A premissa é simples: Rei Arthur (Graham Chapman) percorre a Inglaterra medieval em busca de cavaleiros para sua Távola Redonda. Juntos, eles recebem uma visão de Deus (que se parece muito com um zelador) instruindo-os a encontrar o Santo Graal.
Esse final caótico aconteceu porque o dinheiro acabou. Não havia orçamento para filmar a batalha final. Em vez de um final decepcionante, os Pythons criaram o meta-final perfeito, destruindo a ilusão medieval com a realidade britânica.
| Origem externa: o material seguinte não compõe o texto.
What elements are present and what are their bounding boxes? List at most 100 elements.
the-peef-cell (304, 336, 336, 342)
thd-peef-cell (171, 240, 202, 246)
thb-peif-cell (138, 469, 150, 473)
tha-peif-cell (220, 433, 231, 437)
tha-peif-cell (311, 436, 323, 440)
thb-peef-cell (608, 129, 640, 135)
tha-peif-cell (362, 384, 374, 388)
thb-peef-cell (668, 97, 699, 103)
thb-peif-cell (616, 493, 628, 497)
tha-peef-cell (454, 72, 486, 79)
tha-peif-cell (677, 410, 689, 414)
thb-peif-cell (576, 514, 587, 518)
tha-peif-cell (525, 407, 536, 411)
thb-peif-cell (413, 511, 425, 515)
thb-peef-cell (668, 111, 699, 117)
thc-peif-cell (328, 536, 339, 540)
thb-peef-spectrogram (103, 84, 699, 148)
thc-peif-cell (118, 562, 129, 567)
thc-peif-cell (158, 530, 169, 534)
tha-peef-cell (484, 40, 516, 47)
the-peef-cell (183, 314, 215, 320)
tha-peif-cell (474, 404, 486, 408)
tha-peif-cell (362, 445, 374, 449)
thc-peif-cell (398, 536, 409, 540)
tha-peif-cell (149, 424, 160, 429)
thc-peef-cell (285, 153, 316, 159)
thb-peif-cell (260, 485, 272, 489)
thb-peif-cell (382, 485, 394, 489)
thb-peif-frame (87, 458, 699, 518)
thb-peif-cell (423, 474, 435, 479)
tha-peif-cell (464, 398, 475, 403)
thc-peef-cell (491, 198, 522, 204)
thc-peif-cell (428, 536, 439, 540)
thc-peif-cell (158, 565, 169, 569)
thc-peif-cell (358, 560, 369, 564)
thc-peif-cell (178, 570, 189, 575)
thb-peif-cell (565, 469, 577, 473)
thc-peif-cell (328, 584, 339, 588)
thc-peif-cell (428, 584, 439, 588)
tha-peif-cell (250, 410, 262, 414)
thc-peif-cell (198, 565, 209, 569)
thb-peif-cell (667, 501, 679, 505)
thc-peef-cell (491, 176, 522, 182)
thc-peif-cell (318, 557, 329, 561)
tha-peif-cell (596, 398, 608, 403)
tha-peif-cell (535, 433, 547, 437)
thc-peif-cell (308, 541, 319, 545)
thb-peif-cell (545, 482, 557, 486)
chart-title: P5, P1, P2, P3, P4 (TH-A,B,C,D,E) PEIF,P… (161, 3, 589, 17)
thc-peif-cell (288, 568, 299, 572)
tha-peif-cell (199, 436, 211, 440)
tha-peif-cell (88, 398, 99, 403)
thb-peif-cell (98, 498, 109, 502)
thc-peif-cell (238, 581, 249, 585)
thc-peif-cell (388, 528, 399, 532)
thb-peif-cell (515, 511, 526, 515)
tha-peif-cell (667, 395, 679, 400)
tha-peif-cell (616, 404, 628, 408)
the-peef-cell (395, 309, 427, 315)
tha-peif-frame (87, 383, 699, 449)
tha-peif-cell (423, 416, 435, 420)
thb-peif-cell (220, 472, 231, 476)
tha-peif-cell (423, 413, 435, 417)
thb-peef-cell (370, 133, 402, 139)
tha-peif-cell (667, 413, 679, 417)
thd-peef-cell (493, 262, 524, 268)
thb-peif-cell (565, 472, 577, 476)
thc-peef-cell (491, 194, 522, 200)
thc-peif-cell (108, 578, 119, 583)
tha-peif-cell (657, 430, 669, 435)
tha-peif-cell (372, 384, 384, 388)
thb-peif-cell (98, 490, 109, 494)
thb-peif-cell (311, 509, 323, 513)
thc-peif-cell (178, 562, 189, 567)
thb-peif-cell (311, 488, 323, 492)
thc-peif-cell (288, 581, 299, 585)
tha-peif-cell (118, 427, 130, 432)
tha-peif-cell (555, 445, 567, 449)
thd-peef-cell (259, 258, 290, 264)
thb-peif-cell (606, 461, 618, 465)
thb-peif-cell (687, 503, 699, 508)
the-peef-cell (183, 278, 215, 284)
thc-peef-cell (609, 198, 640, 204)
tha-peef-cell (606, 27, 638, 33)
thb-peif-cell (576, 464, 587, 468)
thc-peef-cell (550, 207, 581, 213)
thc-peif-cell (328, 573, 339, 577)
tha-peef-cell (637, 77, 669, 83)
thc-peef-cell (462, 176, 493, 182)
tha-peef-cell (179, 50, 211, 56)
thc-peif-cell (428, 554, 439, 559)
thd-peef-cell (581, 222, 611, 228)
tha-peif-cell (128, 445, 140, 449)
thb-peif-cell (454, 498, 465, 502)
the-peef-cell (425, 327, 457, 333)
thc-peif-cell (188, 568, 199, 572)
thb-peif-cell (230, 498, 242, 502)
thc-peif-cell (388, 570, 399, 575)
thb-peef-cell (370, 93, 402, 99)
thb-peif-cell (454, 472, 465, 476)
Gênio puro.
A falta de cavalos reais se tornou um dos gags mais duradouros do cinema: Arthur e seu escudeiro Patsy (Terry Jones) batem metades de coco para simular galopes. A escolha não foi proposital para a comédia no roteiro original, mas sim uma necessidade econômica. A genialidade do Python foi abraçar o absurdo. O resultado? Um dos mais famosos debates do cinema: "Onde você conseguiu cocos? Estamos numa zona temperada, não há cocos na Inglaterra! As andorinhas os carregaram?" Monty Python em Busca do Calice Sagrado.-1975- ...
Um dos aspectos mais fascinantes de O Cálice Sagrado é como ele lida com a narrativa. Dirigido por Terry Gilliam e Terry Jones (em suas estreias na direção de longas-metragens), o filme não tem um começo, meio e fim tradicionais.
Quando os cavaleiros finalmente invadem o castelo do Graal, prestes a alcançar o cálice, a tela congela. Ouvem-se sirenes. Policiais modernos invadem a cena e prendem os atores, enquanto um narrador pede desculpas: "A equipe de filmagem foi presa por homicídio de um historiador famoso." A premissa é simples: Rei Arthur (Graham Chapman)
Como a produção não tinha orçamento para cavalos reais, os atores batiam metades de coco para simular o som de galope.
Foi aqui que o brilhantismo do grupo, especificamente de Michael Palin e Terry Jones, brilhou. Em vez de esconder a falta de dinheiro, eles a abraçaram. Os cavaleiros andariam a pé, acompanhados por escudeiros que carregam cascas de coco e as batem juntas para simular o som dos cascos. Essa decisão, nascida da necessidade, transformou-se na piada visual recorrente do filme, quebrando a quarta parede e estabelecendo o tom satírico que permeia toda a obra: é uma fantasia medieval que se recusa a levar a sério a si mesma ou às convenções do gênero. Não havia orçamento para filmar a batalha final
O Rei Artur (Graham Chapman) e seu fiel escudeiro, Patsy (que bate cocos imitando cascos de cavalo), recebem uma missão divina: encontrar o Santo Graal. No caminho, eles recrutam cavaleiros patéticos (Lancelot, Galahad, Bedevere, Robin), enfrentam um Cavaleiro Negro que perde todos os membros mas não desiste, um monstro animatrônico chamado Cavaleiro que diz “Ni!”, freiras pervertidas, um cientista louco que tenta explicar a bruxaria com uma balança e… um coelho assassino.